This is an update to a 2018 blog by Bill Carroll.

“Are there really any fish in there?”

That’s what a young passerby asked me, skeptically, as he temporarily paused during his jog around Freedom Park. I had just gotten myself comfortable in a fold-out camp chair and cast my line into the still water.

“Sure,” I responded – “Lots of them.” In a made-for-TV instant later, my line jerked down and I started reeling in what turned out to be a fine three-pound channel catfish, the largest one I’d ever caught at Freedom Park Lake.

Yes, there are fish in there!

It’s astounding to some to think that a 7-acre manmade lake in the middle of one of Mecklenburg County’s most popular urban parks would have a healthy population of fish, but it does. Our Park and Recreation Department works regularly to stock the lake with catfish, and big largemouth bass and bluegill are lurking down there, too.

Fishing is a fun sport, and great for young and old. It’s inexpensive to get started, and once you learn some very basic skills and rules you can be out on the pond in no time. Mecklenburg County has an impressive number of great fishing spots with more than 27 miles of shoreline. Some are in parks, some are along the greenways, and they’re all free to fish. You can find a complete list of locations here.

Fishing at McAlpine Creek.

Fishing at McAlpine Creek

You can also fish from the following Mecklenburg County parks and nature preserves that border several reservoirs on the Catawba River:

  • Rural Hill Nature Preserve – Mountain Island Lake
  • Latta Nature Preserve – Mountain Island Lake
  • Iswa Nature Preserve – Lake Wylie
  • Berryhill Nature Preserve – Lake Wylie
  • McDowell Nature Preserve – Lake Wylie
  • Blythe Landing – Lake Norman
  • Jetton Park – Lake Norman
  • Ramsey Creek Park – Lake Norman

To get going, you just need a hook, line, bait and some patience. It’s up to you how serious of an angler you want to become. Want to just give it a try first? Mecklenburg County has you covered. Just stop by a participating Nature Center (Quest, McDowell, or Reedy Creek) and they’ll loan you a rod and reel for 24 hours. Just make sure to return all equipment back to the preserve it was borrowed from. Check to see if the nature centers have bait, otherwise, you’ll need to bring your own worms or lures.

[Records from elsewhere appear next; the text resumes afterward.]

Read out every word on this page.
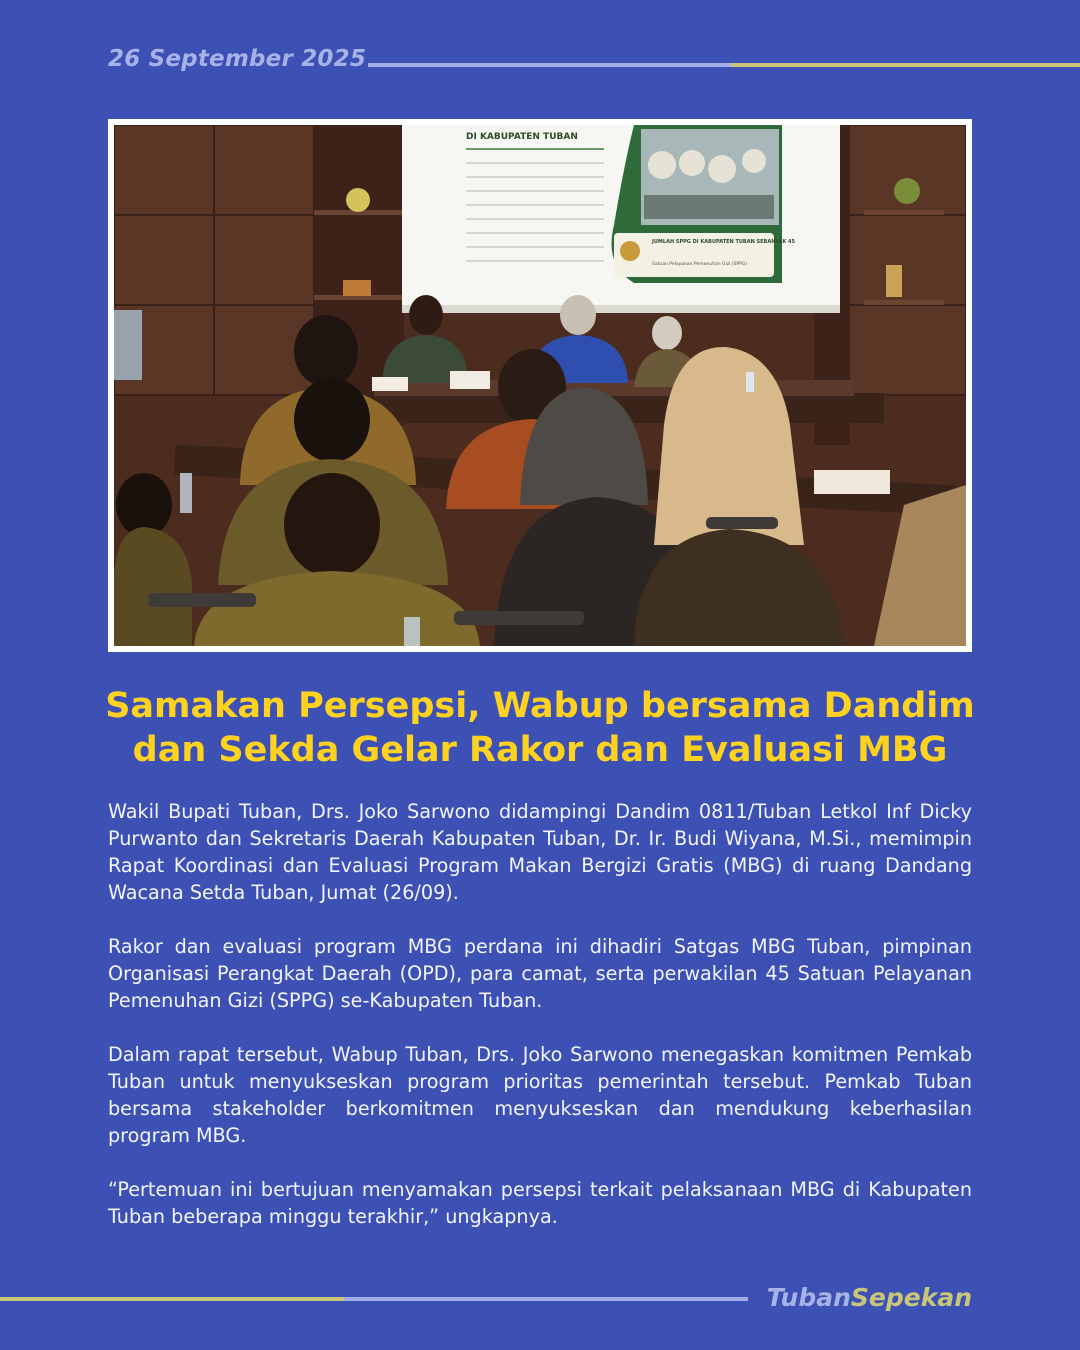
26 September 2025
DI KABUPATEN TUBAN
JUMLAH SPPG DI KABUPATEN TUBAN SEBANYAK 45
Satuan Pelayanan Pemenuhan Gizi (SPPG)
Samakan Persepsi, Wabup bersama Dandim
dan Sekda Gelar Rakor dan Evaluasi MBG

Wakil Bupati Tuban, Drs. Joko Sarwono didampingi Dandim 0811/Tuban Letkol Inf Dicky Purwanto dan Sekretaris Daerah Kabupaten Tuban, Dr. Ir. Budi Wiyana, M.Si., memimpin Rapat Koordinasi dan Evaluasi Program Makan Bergizi Gratis (MBG) di ruang Dandang Wacana Setda Tuban, Jumat (26/09).

Rakor dan evaluasi program MBG perdana ini dihadiri Satgas MBG Tuban, pimpinan Organisasi Perangkat Daerah (OPD), para camat, serta perwakilan 45 Satuan Pelayanan Pemenuhan Gizi (SPPG) se-Kabupaten Tuban.

Dalam rapat tersebut, Wabup Tuban, Drs. Joko Sarwono menegaskan komitmen Pemkab Tuban untuk menyukseskan program prioritas pemerintah tersebut. Pemkab Tuban bersama stakeholder berkomitmen menyukseskan dan mendukung keberhasilan program MBG.

“Pertemuan ini bertujuan menyamakan persepsi terkait pelaksanaan MBG di Kabupaten Tuban beberapa minggu terakhir,” ungkapnya.

TubanSepekan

For the more advanced, here are some other tips to help you get in some good fishing time in Mecklenburg:

  • Most spots are easy to get to and have ample parking (such as Freedom Park, Col. Francis Beatty, and McAlpine), but others can require a little bit of a hike to reach, but half the fun is getting there.
  • Non-motorized boats are allowed on a few select lakes, such as Col. Francis Beatty Park Lake.
  • All anglers 16 years and older are required to have a North Carolina fishing license. You can typically get one at the local tackle shop or buy one online.
  • Great basic baits for catfish, bluegill and sunfish are bread, worms, or even a small bit of hot dog will do.
  • Lure users will have success with rooster trails, trick worms, top plugs, and crankbaits depending on where you’re fishing and what you’re fishing for and the season.
  • Minnows are not allowed to be used as bait in Mecklenburg County park lakes and ponds. They can introduce unwanted species and pollute the water.
  • Catch-and-release is encouraged, but creel limits are posted for all lakes and ponds.
  • Please observe park hours. They’re clearly posted at every location.
  • Many locations have fishing piers and paved walkways near shore (such as Col. Francis Beatty and Freedom Park), but in other locations you may have to get adventurous to get to that perfect cover location to cast. Remember to watch out for the various flora and fauna that live around the water.
  • Fishing is also allowed along any of our many greenways that run along creeks. You’d be surprised at the variety of fish you can catch in a small creek.
  • As tempting as it may be, don’t feed the ducks and geese you’ll no doubt see at some of our ponds and lakes. It fouls the water and our walkways.
  • Enjoy your day on the lake, but if you bring something in, take it out. Offer your leftover bait to another angler if you have some extra – don’t throw it on the ground or in the water. Put your trash, water bottles, etc. where it belongs, too.
  • Fishing line, fish hooks and other tackle can be dangerous for people and deadly for birds and other animals. Make sure you take it with you or dispose properly when you are done for the day.